Source: The Kansas City Star

Illinois - A DNA match has lead St. Charles police to charge an Aurora man with a 2002 criminal sexual assault.

Carlos Lopez, 24, of the 300 block of South Fourth Street, Aurora, was charged with felony aggravated criminal sexual assault, criminal sexual assault and aggravated criminal sexual assault Monday, police said.

Source: Chicago Sun Times

North Carolina - A North Carolina man falsely jailed for 18 years in a child rape case was released from prison Tuesday after a judge accepted newly tested DNA evidence that cleared him of the crime.

Dwayne Allen Dail, now 39, threw back his head and hugged his attorney when his conviction was set aside by Wayne County Superior Court Judge Jack Hooks Jr. DNA testing results released Monday excluded Dail as the man who raped a 12-year-old girl in 1987 and implicated another man already in prison.

Source: Winston-Salem Journal

California - Nearly 22 years after a woman was raped and stabbed to death in her Potrero Hill home, a San Francisco man who lived near the victim was convicted Monday of first-degree murder.

The only evidence against John Davis was the DNA left behind during the rape of Barbara Martz, 28. But that was enough for the jury of seven women and five men to convict Davis, 40, of murder in the commission of rape and burglary in connection with the slaying Dec. 4, 1985, in Martz's home on 25th Street.
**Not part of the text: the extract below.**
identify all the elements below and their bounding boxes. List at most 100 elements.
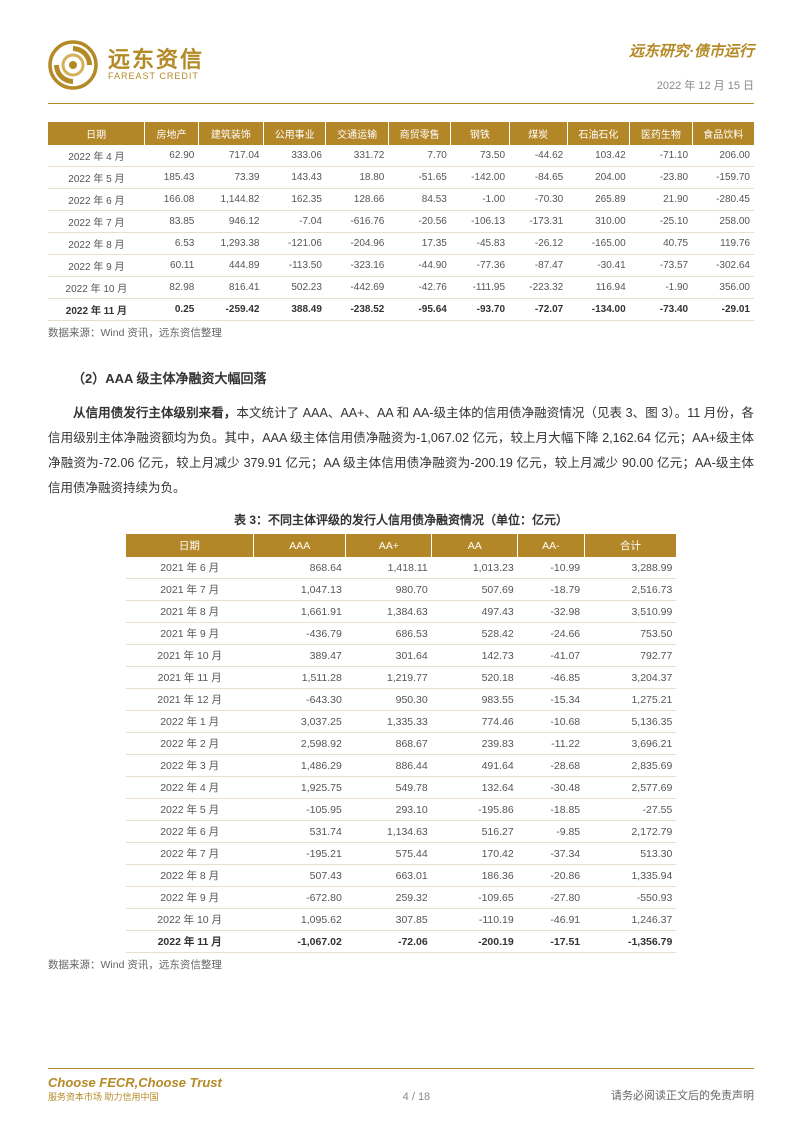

The panel deliberated more than four days before coming back with its verdict.

Source: San Francisco Chronicle

Events and conferences for 2007 that may be of interest to you include:
18th International Symposium on Human Identification - October 1-4, 2007
Renaissance Hollywood Hotel - Hollywood, California

Website: www.promega.com/geneticsymp18/

Did you know?

Flaw Found In Model Describing DNA Elasticity
Science Daily — DNA, the biomolecule that provides the blueprint for life, has a lesser-known identity as a stretchy polymer.
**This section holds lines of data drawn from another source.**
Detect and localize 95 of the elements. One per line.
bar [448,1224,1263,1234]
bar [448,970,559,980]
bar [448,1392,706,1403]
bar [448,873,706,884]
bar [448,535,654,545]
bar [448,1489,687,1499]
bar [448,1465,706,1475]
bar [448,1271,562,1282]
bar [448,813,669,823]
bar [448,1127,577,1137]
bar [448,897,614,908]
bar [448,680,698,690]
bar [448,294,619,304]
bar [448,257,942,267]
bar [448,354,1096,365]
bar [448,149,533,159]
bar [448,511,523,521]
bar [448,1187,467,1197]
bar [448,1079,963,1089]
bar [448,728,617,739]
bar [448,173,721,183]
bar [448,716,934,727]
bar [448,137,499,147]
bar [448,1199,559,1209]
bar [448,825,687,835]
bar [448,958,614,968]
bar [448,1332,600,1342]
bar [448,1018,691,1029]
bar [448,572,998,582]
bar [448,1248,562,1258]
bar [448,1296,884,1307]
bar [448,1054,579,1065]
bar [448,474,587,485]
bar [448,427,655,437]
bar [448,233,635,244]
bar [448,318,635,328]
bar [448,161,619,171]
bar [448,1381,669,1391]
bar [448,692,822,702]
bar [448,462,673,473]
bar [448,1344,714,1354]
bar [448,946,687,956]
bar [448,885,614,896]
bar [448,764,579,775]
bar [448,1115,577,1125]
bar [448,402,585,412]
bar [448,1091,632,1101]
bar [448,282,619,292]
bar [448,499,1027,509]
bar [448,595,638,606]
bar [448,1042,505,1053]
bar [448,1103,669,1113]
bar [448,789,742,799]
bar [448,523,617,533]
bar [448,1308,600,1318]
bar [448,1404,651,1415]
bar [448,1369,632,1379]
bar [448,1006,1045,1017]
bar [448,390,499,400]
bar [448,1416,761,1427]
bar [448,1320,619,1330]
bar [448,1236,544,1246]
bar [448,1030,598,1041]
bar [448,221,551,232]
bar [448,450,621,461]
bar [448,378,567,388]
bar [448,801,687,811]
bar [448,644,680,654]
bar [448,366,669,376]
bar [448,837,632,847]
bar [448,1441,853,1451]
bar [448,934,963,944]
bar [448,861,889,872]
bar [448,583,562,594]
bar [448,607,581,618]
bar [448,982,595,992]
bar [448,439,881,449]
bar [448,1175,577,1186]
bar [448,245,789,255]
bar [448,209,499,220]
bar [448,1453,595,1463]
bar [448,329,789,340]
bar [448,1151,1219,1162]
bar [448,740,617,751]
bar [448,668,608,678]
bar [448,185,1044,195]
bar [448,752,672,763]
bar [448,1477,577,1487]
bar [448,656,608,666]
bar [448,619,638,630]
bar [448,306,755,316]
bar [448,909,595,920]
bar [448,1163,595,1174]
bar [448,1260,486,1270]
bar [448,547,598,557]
JILA scientists have found a flaw in the most common model for DNA elasticity, a discovery that will improve the accuracy of single-molecule research and perhaps pave the way for DNA to become an official standard for measuring picoscale forces, a notoriously difficult challenge. JILA is a joint venture of the National Institute of Standards and Technology (NIST) and the University of Colorado at Boulder.The JILA experiments, described in a new paper,* reveal that a classic model for measuring the elasticity of double-stranded DNA leads to errors when the molecules are short. For instance, measurements are off by up to 18 percent for molecules 632 nanometers long, and by 10 percent for molecules about twice that length. (By contrast, the DNA in a single human cell, if linked together and stretched out, would be about 2 meters long.)

* Y. Seol, J. Li, P.C. Nelson, T.T. Perkins and M.D. Betterton. Elasticity of short DNA molecules: theory and experiment for contour lengths of 0.6--7 µm. Biophysical Journal. Published on-line in BioFAST, Aug. 31, 2007.